CPLNS: Cooperative Parallel Large Neighborhood Search for Large-Scale Multi-Agent Path Finding

Abstract

The large-scale Multi-Agent Path Finding (MAPF) problem presents a significant challenge in combinatorial optimization. Currently, one of the advanced, near-optimal algorithms is Large Neighborhood Search (LNS), which can handle instances with thousands of agents. Although a basic portfolio parallel search based on multiple independent LNS solvers enhances speed and robustness, it encounters scalability issues with increasing CPU cores. To address this limitation, we propose the Cooperative Parallel LNS (CPLNS) algorithm, aimed at boosting parallel efficiency. The main challenge in cooperative parallel search lies in designing suitable portfolio and cooperative strategies that balance search diversification and intensification. To address this, we first analyze the characteristics of LNS. We then introduce a flexible group-based cooperative parallel strategy, where the current best solution is shared within each group to aid intensification, while maintaining diversification through independent group computations. Furthermore, we augment search diversification by integrating a simulated annealing-based LNS and bounded suboptimal single-agent pathfinding.

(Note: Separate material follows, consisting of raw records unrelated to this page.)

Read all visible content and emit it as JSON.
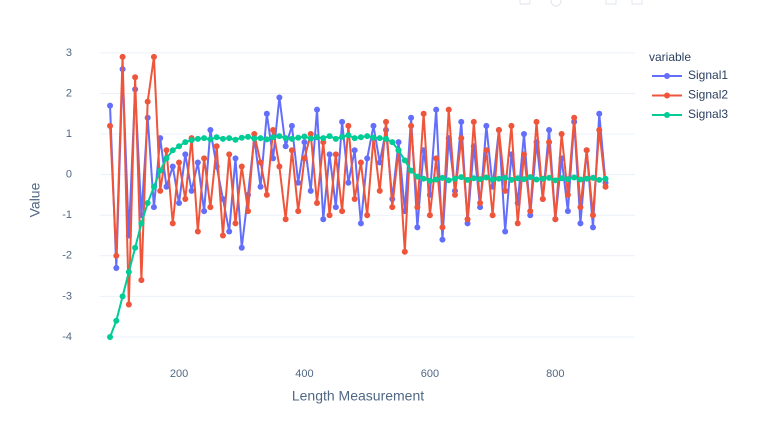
{
  "chart_data": {
    "type": "line",
    "xlabel": "Length Measurement",
    "ylabel": "Value",
    "legend_title": "variable",
    "x": [
      90,
      100,
      110,
      120,
      130,
      140,
      150,
      160,
      170,
      180,
      190,
      200,
      210,
      220,
      230,
      240,
      250,
      260,
      270,
      280,
      290,
      300,
      310,
      320,
      330,
      340,
      350,
      360,
      370,
      380,
      390,
      400,
      410,
      420,
      430,
      440,
      450,
      460,
      470,
      480,
      490,
      500,
      510,
      520,
      530,
      540,
      550,
      560,
      570,
      580,
      590,
      600,
      610,
      620,
      630,
      640,
      650,
      660,
      670,
      680,
      690,
      700,
      710,
      720,
      730,
      740,
      750,
      760,
      770,
      780,
      790,
      800,
      810,
      820,
      830,
      840,
      850,
      860,
      870,
      880
    ],
    "series": [
      {
        "name": "Signal1",
        "color": "#636efa",
        "values": [
          1.7,
          -2.3,
          2.6,
          -1.5,
          2.1,
          -1.0,
          1.4,
          -0.8,
          0.9,
          -0.3,
          0.2,
          -0.7,
          0.5,
          -0.4,
          0.3,
          -0.9,
          1.1,
          0.2,
          -0.6,
          -1.4,
          0.4,
          -1.8,
          -0.5,
          0.9,
          -0.3,
          1.5,
          0.4,
          1.9,
          0.7,
          1.2,
          -0.2,
          0.8,
          -0.4,
          1.6,
          -1.1,
          0.5,
          -0.8,
          1.3,
          -0.2,
          0.6,
          -1.2,
          0.4,
          1.2,
          0.3,
          1.1,
          -0.6,
          0.8,
          -0.9,
          1.4,
          -1.3,
          0.6,
          -0.5,
          1.6,
          -1.6,
          0.9,
          -0.4,
          1.3,
          -1.2,
          0.7,
          -0.8,
          1.2,
          -0.3,
          1.1,
          -1.4,
          0.5,
          -0.7,
          1.0,
          -1.0,
          0.8,
          -0.6,
          1.1,
          -1.1,
          0.4,
          -0.9,
          1.3,
          -1.2,
          0.6,
          -1.3,
          1.5,
          -0.2
        ]
      },
      {
        "name": "Signal2",
        "color": "#EF553B",
        "values": [
          1.2,
          -2.0,
          2.9,
          -3.2,
          2.4,
          -2.6,
          1.8,
          2.9,
          -0.4,
          0.6,
          -1.2,
          0.3,
          -0.6,
          0.9,
          -1.4,
          0.4,
          -0.8,
          0.7,
          -1.5,
          0.5,
          -1.2,
          0.2,
          -0.9,
          1.0,
          0.3,
          -0.5,
          1.1,
          0.2,
          -1.1,
          0.6,
          -0.9,
          0.4,
          1.0,
          -0.7,
          0.8,
          -1.0,
          0.5,
          -0.9,
          1.2,
          -0.6,
          0.3,
          -1.0,
          0.9,
          -0.4,
          1.3,
          -0.8,
          0.6,
          -1.9,
          1.2,
          -0.8,
          1.5,
          -1.0,
          0.4,
          -1.3,
          1.6,
          -0.5,
          0.9,
          -1.1,
          1.3,
          -0.7,
          0.6,
          -1.0,
          1.1,
          -0.4,
          1.2,
          -1.2,
          0.5,
          -0.9,
          1.3,
          -0.6,
          0.8,
          -1.1,
          1.0,
          -0.5,
          1.4,
          -0.8,
          0.6,
          -1.0,
          1.1,
          -0.3
        ]
      },
      {
        "name": "Signal3",
        "color": "#00cc96",
        "values": [
          -4,
          -3.6,
          -3.0,
          -2.4,
          -1.8,
          -1.2,
          -0.7,
          -0.3,
          0.1,
          0.4,
          0.6,
          0.7,
          0.8,
          0.85,
          0.88,
          0.9,
          0.87,
          0.92,
          0.88,
          0.9,
          0.86,
          0.91,
          0.93,
          0.89,
          0.9,
          0.87,
          0.92,
          0.95,
          0.9,
          0.88,
          0.91,
          0.94,
          0.89,
          0.92,
          0.9,
          0.95,
          0.88,
          0.93,
          0.97,
          0.9,
          0.92,
          0.95,
          0.91,
          0.9,
          0.88,
          0.8,
          0.6,
          0.35,
          0.1,
          -0.05,
          -0.1,
          -0.15,
          -0.12,
          -0.08,
          -0.14,
          -0.1,
          -0.06,
          -0.13,
          -0.09,
          -0.11,
          -0.07,
          -0.12,
          -0.1,
          -0.08,
          -0.13,
          -0.09,
          -0.11,
          -0.06,
          -0.12,
          -0.1,
          -0.08,
          -0.14,
          -0.09,
          -0.11,
          -0.07,
          -0.12,
          -0.1,
          -0.08,
          -0.13,
          -0.1
        ]
      }
    ],
    "xlim": [
      74,
      927
    ],
    "xticks": [
      200,
      400,
      600,
      800
    ],
    "ylim": [
      -4.69,
      3.44
    ],
    "yticks": [
      -4,
      -3,
      -2,
      -1,
      0,
      1,
      2,
      3
    ],
    "grid": true,
    "legend": "right",
    "markers": true
  }
}
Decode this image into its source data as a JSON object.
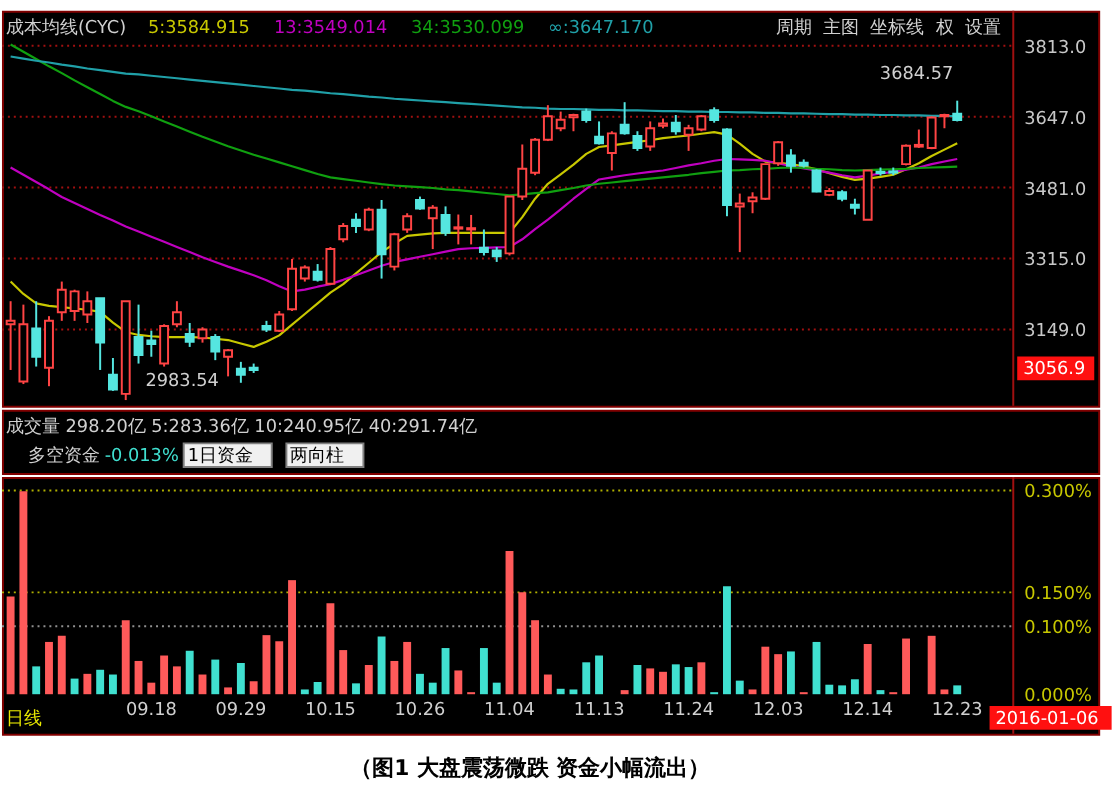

We also introduce a rule-based methodology for portfolio construction to simplify parameter settings and improve search efficiency. Finally, we enhance communication and memory efficiency through a shared data filtering technique and optimized data structures. In benchmarks on 33 maps with 825 instances, CPLNS achieved a median speedup of 21.95 on a 32-core machine, solving 96.97% of cases within five minutes and reducing the average suboptimality score from 1.728 to 1.456. Additionally, tests with up to 10,000 agents verify CPLNS's scalability for large-scale MAPF problems.